На этот раз не было нужды лезть на крышу. Он зашел с черного хода. И постучал в заколоченную дверь. Дверь и должна была выглядеть заколоченной, это для конспирации. Но эта дверь только и открывалась в доме. Парадная была для виду.

– Опять нализался, – прошептал он себе под нос. И постучал еще. Поднимать заметного шума не стоило. Проще войти, старик Луиджи не обидится.

Иван так и сделал. Он ткнул анализатором в щель, подождал, потом сдавил рукоять, универсальный виброключ сработал и дверь со скрипом раскрылась. Иван шагнул в потемки. И тихонько сказал:

– Это я, Луиджи, старик! Ты меня слышишь?

Никто ему не ответил. Иван поднялся по четырем ступенькам к следующей двери, распахнул и ее. В каминном зале, где обычно торчал старый пьяница, прошедший через множество миров, но сломавшийся на Ицыгоне, стояла тишина. Изо дня в день старик Лучо сидел в одном из глубоких обшарпанных кресел девятнадцатого века, расставленных вокруг огромного, длинного стола, сработанного из настоящего мореного дуба. Стол этот был похож на огромный списанный корабль. А сам Луиджи – на капитана, вышедшего на пенсию и опустившегося, а еще больше на какогонибудь пирата-неудачника, избежавшего цепких лап правосудия и коротающего последние деньки в заброшенной гавани. В камине горели дровишки, иногда уголек, йот этого в зале было дымно. Старик сидев в кресле, нахохлившись, с бутылкой в руке. Он не признавал ни фужеров, ни кружек, тянул пойло прямо из горлышка. Он сидел и о чем-то думал, а МОЖЕТ, вспоминал что-то или кого-то, набожных ли аборигенов Ицыгона, утащивших его со станции, свирепых ли космодесантников, которых он отхаживал после боев и походов, санитарок ли, любовниц и подруг. Он никогда не рассказывал о своих грезах. Но всегда был рад собутыльнику.

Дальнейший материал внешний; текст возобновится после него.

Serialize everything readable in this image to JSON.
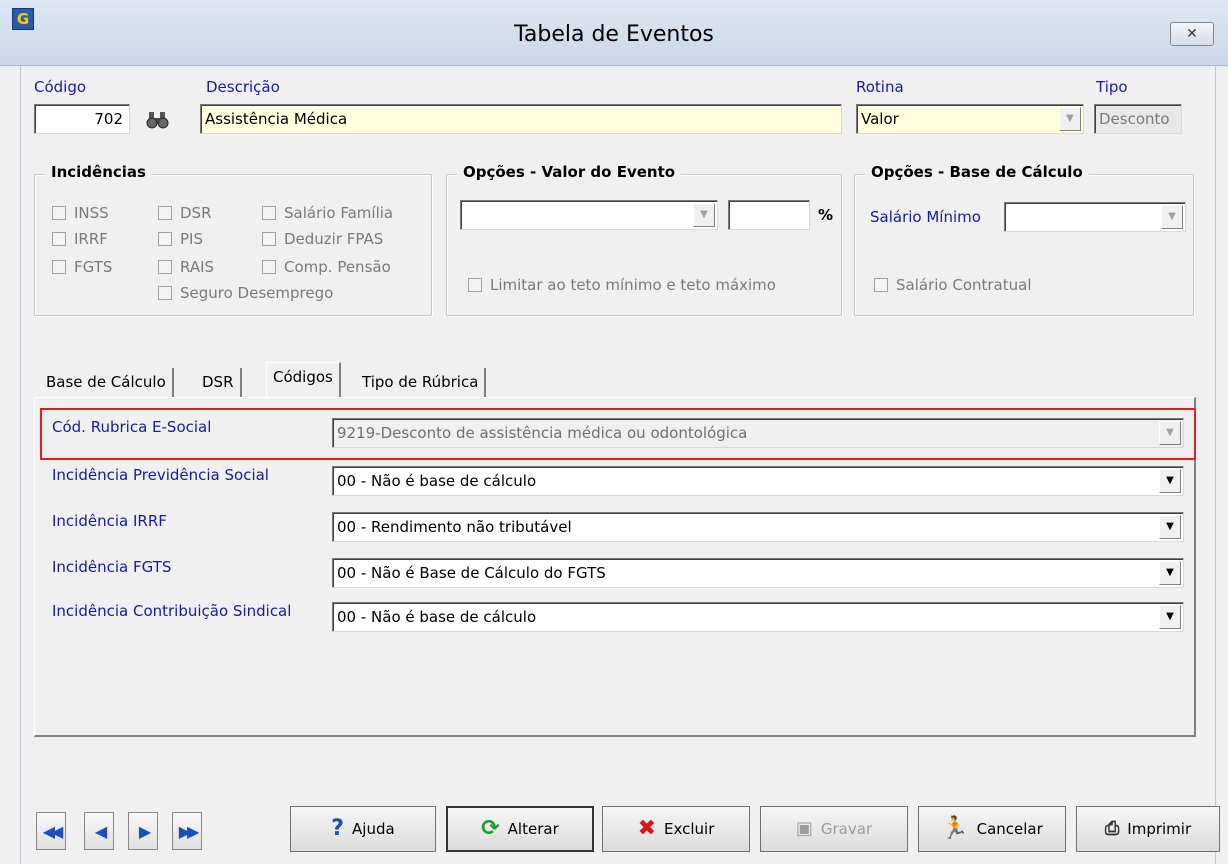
{
  "window": {
    "title": "Tabela de Eventos",
    "app_icon": "G",
    "close": "✕"
  },
  "header": {
    "codigo_label": "Código",
    "codigo_value": "702",
    "descricao_label": "Descrição",
    "descricao_value": "Assistência Médica",
    "rotina_label": "Rotina",
    "rotina_value": "Valor",
    "tipo_label": "Tipo",
    "tipo_value": "Desconto"
  },
  "incidencias": {
    "title": "Incidências",
    "items": [
      "INSS",
      "DSR",
      "Salário Família",
      "IRRF",
      "PIS",
      "Deduzir FPAS",
      "FGTS",
      "RAIS",
      "Comp. Pensão",
      "Seguro Desemprego"
    ]
  },
  "opcoes_valor": {
    "title": "Opções - Valor do Evento",
    "percent_symbol": "%",
    "limitar_label": "Limitar ao teto mínimo e teto máximo"
  },
  "opcoes_base": {
    "title": "Opções - Base de Cálculo",
    "salario_minimo_label": "Salário Mínimo",
    "salario_contratual_label": "Salário Contratual"
  },
  "tabs": [
    {
      "label": "Base de Cálculo"
    },
    {
      "label": "DSR"
    },
    {
      "label": "Códigos",
      "active": true
    },
    {
      "label": "Tipo de Rúbrica"
    }
  ],
  "codigos": {
    "rows": [
      {
        "label": "Cód. Rubrica E-Social",
        "value": "9219-Desconto de assistência médica ou odontológica"
      },
      {
        "label": "Incidência Previdência Social",
        "value": "00 - Não é base de cálculo"
      },
      {
        "label": "Incidência IRRF",
        "value": "00 - Rendimento não tributável"
      },
      {
        "label": "Incidência FGTS",
        "value": "00 - Não é Base de Cálculo do FGTS"
      },
      {
        "label": "Incidência Contribuição Sindical",
        "value": "00 - Não é base de cálculo"
      }
    ],
    "highlight_color": "#e0201c"
  },
  "buttons": {
    "ajuda": "Ajuda",
    "alterar": "Alterar",
    "excluir": "Excluir",
    "gravar": "Gravar",
    "cancelar": "Cancelar",
    "imprimir": "Imprimir"
  },
  "icons": {
    "search": "binoculars-icon",
    "help": "question-icon",
    "refresh": "refresh-icon",
    "delete": "x-icon",
    "save": "floppy-icon",
    "cancel": "running-man-icon",
    "print": "printer-icon"
  }
}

На этот раз в камине не потрескивал жиденький огонь, было темно и сыро, даже холодновато. Иван хорошо видел в темноте, но в зале было столько всего наворочено, что глаз должен был освоиться, привыкнуть.

– Лучо, старина! – почти выкрикнул Иван. – Выходи! Я вижу, где ты прячешься!

Старика или не было дома или он был смертельно пьян.

Парнишка тоже не отзывался, он мог быть запертым в одном из подвалов.

Иван включил фонарик. Подошел к столу-кораблю.

Он все сразу понял. И это было невыносимо. Зачем его принесло сюда, ну зачем?! Теперь он твердо знал, что смерть идет по его пятам. Грузное и вместе с тем какое-то жалкое тело Луиджи Бартоломео фон Рюгенау лежало поперек стола, прямо на опрокинутых пузатых бутылках, на полураздавленном черством каравае, на осколках глиняной грубой посуды, посреди пепла и мелкого мусора. Горло у старика Лучо было перерезано от уха до уха.

Иван в бешенстве ударил кулаком по столу. Тот даже не скрипнул, это была старинная и прочная вещь. Ангел смерти! Он просто ангел смерти, ему нельзя появляться у знакомых, друзей, Луиджи протянул бы еще пару десятков лет, он никому не мешал. И вот его убрали. Убрали, потому что он мог помочь Ивану. Так они вырежут всех. Но кто они?!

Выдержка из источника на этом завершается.